Fleischmann: Wir benötigen an den Regelschulen Förderschullehrkräfte, die den Förderschwerpunkt des Kindes idealerweise studiert haben. Auch die Schulen müssen entsprechend umgebaut werden, dass sie beispielsweise den hör- und sehbeeinträchtigten Kindern gerecht werden. Und wir brauchen eine Lehramtsausbildung, die junge Kolleginnen und Kollegen fit für die Inklusion macht. Inklusion sollte ein Modul in der Masterphase werden. Das alles kostet – auch – Geld! Inklusion gibt’s nicht zum Nulltarif.

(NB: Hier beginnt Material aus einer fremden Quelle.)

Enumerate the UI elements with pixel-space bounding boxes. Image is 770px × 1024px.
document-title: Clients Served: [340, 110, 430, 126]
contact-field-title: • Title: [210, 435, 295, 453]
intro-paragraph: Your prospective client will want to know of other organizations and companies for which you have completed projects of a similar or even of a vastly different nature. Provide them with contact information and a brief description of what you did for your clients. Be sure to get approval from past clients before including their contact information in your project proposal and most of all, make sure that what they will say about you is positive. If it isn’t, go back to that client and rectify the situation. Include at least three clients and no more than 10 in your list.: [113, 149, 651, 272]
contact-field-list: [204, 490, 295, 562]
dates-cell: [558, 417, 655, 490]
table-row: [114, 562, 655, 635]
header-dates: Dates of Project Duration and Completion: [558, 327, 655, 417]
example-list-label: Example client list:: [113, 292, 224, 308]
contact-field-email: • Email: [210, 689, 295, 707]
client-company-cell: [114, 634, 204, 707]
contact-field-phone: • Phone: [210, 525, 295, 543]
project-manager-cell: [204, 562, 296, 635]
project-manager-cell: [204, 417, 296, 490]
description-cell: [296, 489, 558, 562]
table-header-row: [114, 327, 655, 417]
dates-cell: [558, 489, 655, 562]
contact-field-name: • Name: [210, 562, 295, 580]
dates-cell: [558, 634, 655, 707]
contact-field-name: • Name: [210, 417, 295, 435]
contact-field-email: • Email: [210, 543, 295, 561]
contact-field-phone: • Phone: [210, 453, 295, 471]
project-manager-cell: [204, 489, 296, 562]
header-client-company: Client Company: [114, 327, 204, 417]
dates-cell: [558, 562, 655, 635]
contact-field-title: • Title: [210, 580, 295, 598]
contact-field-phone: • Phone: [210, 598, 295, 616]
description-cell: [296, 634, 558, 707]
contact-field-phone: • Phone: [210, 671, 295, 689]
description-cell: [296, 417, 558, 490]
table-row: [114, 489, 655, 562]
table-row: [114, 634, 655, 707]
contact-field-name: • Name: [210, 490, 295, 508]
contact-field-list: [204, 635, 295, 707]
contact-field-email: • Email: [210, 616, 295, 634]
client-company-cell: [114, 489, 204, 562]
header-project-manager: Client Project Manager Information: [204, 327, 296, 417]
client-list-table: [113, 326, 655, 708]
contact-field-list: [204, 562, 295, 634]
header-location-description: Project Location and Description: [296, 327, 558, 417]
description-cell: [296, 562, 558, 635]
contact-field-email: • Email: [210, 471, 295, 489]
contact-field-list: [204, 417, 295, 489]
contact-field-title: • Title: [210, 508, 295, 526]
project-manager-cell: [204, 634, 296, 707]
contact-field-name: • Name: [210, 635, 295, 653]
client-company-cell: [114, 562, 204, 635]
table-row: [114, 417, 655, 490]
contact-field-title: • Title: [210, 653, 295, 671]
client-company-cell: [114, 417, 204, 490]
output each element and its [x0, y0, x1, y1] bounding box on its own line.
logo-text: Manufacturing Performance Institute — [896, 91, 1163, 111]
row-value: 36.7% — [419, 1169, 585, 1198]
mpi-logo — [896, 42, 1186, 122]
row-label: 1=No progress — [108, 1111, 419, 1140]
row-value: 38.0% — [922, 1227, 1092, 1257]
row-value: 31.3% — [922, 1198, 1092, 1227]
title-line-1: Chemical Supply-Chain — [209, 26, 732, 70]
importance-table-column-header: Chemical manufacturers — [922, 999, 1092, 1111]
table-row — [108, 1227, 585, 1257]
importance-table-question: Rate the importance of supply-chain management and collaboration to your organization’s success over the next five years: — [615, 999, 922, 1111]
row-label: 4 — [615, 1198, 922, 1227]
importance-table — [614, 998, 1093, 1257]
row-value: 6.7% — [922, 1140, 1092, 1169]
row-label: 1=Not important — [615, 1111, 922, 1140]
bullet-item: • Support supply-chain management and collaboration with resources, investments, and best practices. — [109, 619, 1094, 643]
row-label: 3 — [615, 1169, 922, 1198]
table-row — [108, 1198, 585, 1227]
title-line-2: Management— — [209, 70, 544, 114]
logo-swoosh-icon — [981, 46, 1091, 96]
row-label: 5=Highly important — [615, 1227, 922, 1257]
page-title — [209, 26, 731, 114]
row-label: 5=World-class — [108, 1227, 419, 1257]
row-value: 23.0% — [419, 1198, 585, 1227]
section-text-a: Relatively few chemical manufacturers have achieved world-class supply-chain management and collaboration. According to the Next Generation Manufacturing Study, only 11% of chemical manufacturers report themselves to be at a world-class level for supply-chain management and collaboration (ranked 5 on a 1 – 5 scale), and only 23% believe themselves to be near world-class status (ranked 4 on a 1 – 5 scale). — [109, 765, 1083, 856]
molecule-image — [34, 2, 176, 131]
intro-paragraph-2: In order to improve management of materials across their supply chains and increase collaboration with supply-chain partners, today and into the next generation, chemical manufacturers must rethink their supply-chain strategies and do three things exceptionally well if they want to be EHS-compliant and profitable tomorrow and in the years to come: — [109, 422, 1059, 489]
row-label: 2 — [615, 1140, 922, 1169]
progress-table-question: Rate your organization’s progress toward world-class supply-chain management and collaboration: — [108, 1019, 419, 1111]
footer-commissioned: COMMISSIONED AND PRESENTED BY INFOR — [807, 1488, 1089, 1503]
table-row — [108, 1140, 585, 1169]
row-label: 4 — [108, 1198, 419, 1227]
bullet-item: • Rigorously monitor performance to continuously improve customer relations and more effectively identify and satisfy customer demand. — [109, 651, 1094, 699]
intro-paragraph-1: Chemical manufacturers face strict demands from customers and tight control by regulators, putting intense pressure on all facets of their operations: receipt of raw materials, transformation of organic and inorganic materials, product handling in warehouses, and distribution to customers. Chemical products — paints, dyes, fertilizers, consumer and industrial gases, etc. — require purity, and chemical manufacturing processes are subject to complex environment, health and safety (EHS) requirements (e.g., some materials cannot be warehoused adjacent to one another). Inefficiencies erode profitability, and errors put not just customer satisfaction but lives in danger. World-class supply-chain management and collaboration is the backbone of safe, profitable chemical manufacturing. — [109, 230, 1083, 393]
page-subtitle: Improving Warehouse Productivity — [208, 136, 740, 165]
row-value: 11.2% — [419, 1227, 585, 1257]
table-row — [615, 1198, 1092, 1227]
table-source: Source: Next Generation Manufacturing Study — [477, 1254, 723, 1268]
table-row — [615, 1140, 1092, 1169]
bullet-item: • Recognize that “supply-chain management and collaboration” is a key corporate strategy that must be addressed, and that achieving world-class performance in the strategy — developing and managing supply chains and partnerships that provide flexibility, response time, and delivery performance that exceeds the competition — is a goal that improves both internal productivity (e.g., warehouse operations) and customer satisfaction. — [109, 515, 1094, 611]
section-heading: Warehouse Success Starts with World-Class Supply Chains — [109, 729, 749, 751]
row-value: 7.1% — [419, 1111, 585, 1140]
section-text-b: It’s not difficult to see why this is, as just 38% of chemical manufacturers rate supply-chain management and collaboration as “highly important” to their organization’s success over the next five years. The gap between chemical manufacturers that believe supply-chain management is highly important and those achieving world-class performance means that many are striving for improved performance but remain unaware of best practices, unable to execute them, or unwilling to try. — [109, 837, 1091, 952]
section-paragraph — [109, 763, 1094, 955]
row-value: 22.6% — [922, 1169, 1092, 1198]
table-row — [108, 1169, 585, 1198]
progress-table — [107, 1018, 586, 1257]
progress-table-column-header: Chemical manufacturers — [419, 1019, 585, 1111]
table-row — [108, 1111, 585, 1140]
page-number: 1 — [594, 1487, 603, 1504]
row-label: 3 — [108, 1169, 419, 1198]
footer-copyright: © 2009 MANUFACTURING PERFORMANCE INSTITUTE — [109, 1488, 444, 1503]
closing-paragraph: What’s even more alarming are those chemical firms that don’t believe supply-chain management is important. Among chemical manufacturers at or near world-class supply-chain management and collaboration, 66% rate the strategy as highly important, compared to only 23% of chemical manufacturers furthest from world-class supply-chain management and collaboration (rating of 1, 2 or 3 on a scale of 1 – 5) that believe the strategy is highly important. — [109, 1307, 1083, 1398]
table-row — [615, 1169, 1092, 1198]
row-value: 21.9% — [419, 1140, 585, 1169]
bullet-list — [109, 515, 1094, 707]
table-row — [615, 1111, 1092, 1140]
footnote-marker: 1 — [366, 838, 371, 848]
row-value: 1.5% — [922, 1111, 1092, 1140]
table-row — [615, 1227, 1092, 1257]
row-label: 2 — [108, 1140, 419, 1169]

BSZ: Auch die Integration ukrainischer Schüler*innen verläuft schleppend. Wie kann das verbessert werden?
Fleischmann: Die Kinder haben einen besonderen Bedarf bei der sprachlichen Förderung, aber auch in anderen Bereichen wie Wertevermittlung. Hier braucht es mehr Unterrichtsstunden. Professionelle Formate und top ausgebildetes Personal sind dafür die Grundlage.
BSZ: Bei aller Kritik: Bayern ist bei Leistungstests wie der Pisa-Studie oft in der bundesweiten Spitzengruppe. Was macht der Freistaat hier richtig?
Fleischmann: Bildung hängt vom sozioökonomischen Hintergrund der Eltern ab, und der ist in Bayern hoch. Hier können viele Eltern Bildung „zufüttern“ und sich Nachhilfe und persönliche Förderung leisten. Zwar geben die Lehrkräfte alles. Die Schere an den Schulen geht dennoch auf. Ein Viertel aller Schüler erfüllt die Mindeststandards nicht. 50 000 Mädchen und Jungen verlassen die Schulen ohne Abschluss.
BSZ: Sie haben viel zu besprechen mit Frau Stolz. Wann treffen Sie die Ministerin erstmals?
Fleischmann: Informell haben wir uns schon getroffen. Und das erste offizielle Treffen steht sehr bald an. Wir haben große Erwartungen.